Joa, also wieso sollte ich nicht mit meiner Diagnose hausieren gehen? Mein Autismus ist ja nichts Negatives. Ich bin nichts Negatives. Das muss nicht versteckt werden. Ich bin nicht stolz darauf, Autistin zu sein, weil ich nichts dafür getan habe. Aber ich muss es auch nicht grundlos negativieren und versuchen, etwas dagegen zu unternehmen, was mir hinterher nur noch mehr Schaden zufügen wird. Ich bin es, das ist in Ordnung, andere dürfen davon wissen.

Woher ich das weiß:eigene Erfahrung – Ich bin diagnostizierte Autistin (Keine Selbstdiagnose)👽

Je öfters Leute - wie du - Autismus unter "psychische Erkrankung / Krankheit" einordnen, umso mehr bekommen sie von mir zu lesen, dass

Autismus weder etwas mit der Psyche zu tun hat, noch eine Erkrankung / Krankheit ist.

Ich bin diagnostizierte Autistin und gehe damit garantiert nicht hausieren.
Ich sage nicht "ich habe gerade wohl einen Menschen beleidigt, weil ich Autistin bin".

Es kommt auch kein "weil ich Autismus habe, habe ich gerade - in den Augen meines Gegenüber unfreundlich / überreagiert" von mir.

Sehr viele Menschen in meinem direkten Umfeld wissen gar nichts von meinem ASS.
Die wundern sich eher, warum ich so "komisch" bin.

Autismus ist eine neuronale Entwicklungsstörung und der Wissenstand darüber ist besonders in Deutschland immer noch auf einem sehr niedrigen und beschämenden Niveau.

Was ich immer wieder über Autismus lese, zeigt mir, dass nicht wirklich Interesse daran besteht, Laien und Ärzte darüber fachkundig aufzuklären.

Woher ich das weiß:eigene Erfahrung – ASS-Diagnose mit 50 / über 20 Jahren im Thema

fallenstelle320  21.09.2024, 20:04

autismus ist einfach eine psychische störung

kiniro  21.09.2024, 21:07
@fallenstelle320

Nein, ist es nicht.

Es ist eine neuronale Entwicklungsstörung bei der als Komorbidität oft psychische Störungen / Krankheiten zusätzlich vorkommen (können).

Weil viele Aufmerksamkeit wollen. Oftmals fehlt Menschen was (emotional gesehen) und möchten sich ihre "zuneigung" anderswo herholen.

Woher ich das weiß:eigene Erfahrung – Diagnosen: u.a. Schizophrenie, PTBS, Kombinierte PS

Ich mache das öffentlich nicht, aber z.B. in Spielen, wenn ich mich mit anderen anfreunde (Gilden usw.) mache ich es oft, um Missverständnisse zu vermeiden.
Psychisch Kranke ticken oft anders, können aber nichts dafür.
Wir hatten bei der Bundeswehr jemanden, der oft nicht mithalten konnte, alle hatten einen Hass auf ihn, weil sie drunter leiden mussten und haben ihm mangelnde Leistungsbereitschaft unterstellt, später stellte sich heraus, dass er einen Herzklappenfehler hatte und nicht besser konnte, wenn das klar gewesen wäre, hätte er sich sicher einiges erspart... Ist vielleicht so ähnlich.
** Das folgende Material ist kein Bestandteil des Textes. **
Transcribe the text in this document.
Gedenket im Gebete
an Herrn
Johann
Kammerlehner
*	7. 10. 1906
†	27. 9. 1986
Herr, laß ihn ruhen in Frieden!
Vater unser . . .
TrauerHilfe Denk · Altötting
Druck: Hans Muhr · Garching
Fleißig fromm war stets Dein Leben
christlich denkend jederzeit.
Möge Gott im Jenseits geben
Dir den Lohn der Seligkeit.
fallenstelle320  21.09.2024, 20:05

lol darum nehm ich sowas nicht mehr in gaming gilden auf

Ich denke nicht, dass die Personen, die dort ihr Leiden teilen, schlechte Absichten haben. Sie sind eher gefangen. Sie haben Ängste und möchten gehört werden. Vielleicht sind sie einsam und allein. Wir sind eine sehr individualistische Gesellschaft, das Individuum wird groß an die Glocke gehängt, Einsamkeit, alleine wohnen... eine große Gefahr heute. Und das Internet ist hier dann oft die einfachste Möglichkeit, diese Emotionen irgendwo rauszulassen.